Do you believe that? If so, you should have applied the knowledge, and said: “But why didn’t you give a technical explanation instead of a verbal explanation?”
* * *
Visualize probability density or probability mass—probability as a lump of clay that you must distribute over possible outcomes.
Let’s say there’s a little light t
hat can flash red, blue, or green each time you press a button. The light flashes one and only one color on each press of the button; the possibilities are mutually exclusive. You’re trying to predict the color of the next flash. On each try, you have a weight of clay, the probability mass, that you have to distribute over the possibilities red, green, and blue. You might put a fourth of your clay on the green possibility, a fourth of your clay on the blue possibility, and half your clay on the red possibility—like assigning probabilities of 25% to green, 25% to blue, and 50% to red. The metaphor is that probability is a conserved resource, to dole out sparingly. If you think that blue is more likely to flash on the next experiment, you can assign a higher probability to blue, but you have to take the probability mass from the other hypotheses—maybe steal some clay from red and add it to blue. You can never get any more clay. Your probabilities can’t sum to more than 1.0 (100%). You can’t predict a 75% chance of seeing red and an 80% chance of seeing blue.

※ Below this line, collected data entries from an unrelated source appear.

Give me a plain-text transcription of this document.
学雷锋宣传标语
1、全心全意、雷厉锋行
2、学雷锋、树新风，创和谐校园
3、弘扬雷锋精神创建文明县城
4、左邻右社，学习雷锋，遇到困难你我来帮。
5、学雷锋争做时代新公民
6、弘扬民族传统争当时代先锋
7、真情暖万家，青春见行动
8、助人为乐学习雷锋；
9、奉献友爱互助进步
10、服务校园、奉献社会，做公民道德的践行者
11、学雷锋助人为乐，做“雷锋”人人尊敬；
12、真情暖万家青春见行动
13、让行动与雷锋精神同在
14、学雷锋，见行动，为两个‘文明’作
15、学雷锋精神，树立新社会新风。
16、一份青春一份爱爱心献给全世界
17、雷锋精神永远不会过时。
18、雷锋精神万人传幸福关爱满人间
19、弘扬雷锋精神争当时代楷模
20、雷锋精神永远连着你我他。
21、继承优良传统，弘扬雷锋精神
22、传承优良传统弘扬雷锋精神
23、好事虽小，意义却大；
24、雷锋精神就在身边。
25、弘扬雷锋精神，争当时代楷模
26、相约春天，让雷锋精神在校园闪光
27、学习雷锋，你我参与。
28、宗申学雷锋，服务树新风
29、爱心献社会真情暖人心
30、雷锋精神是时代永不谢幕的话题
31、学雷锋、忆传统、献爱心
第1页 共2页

Why would you want to be careful with your probability mass, or dole it out sparingly? Why not slop probability all over the place? Let’s shift the metaphor from clay to money. You can bet up to a dollar of play money on each press of the button. An experimenter stands nearby, and pays you an amount of real money that depends on how much play money you bet on the winning light. We don’t care how you distributed your remaining play money over the losing lights. The only thing that matters is how much you bet on the light that actually won.
But we must carefully construct the scoring rule used to pay off the winners, if we want the players to be careful with their bets. Suppose the experimenter pays each player real money equal to the play money bet on the winning color. Under this scoring rule, if you observe that red comes up six times out of ten, your best strategy is to bet, not 60 cents on red, but the entire dollar on red, and you don’t care about the frequencies of blue and green. Why? Let’s say that blue and green each come up around two times out of ten. And suppose you bet 60 cents on red, 20 cents on blue, and 20 cents on green. In this case, six times out of ten you would win 60 cents, and four times out of ten you would win 20 cents, for an average payoff of 44 cents. Under that scoring rule, it makes more sense to allocate the entire dollar to red, and win an entire dollar six times out of ten. Four times out of ten you would win nothing. Your average payoff would be 60 cents.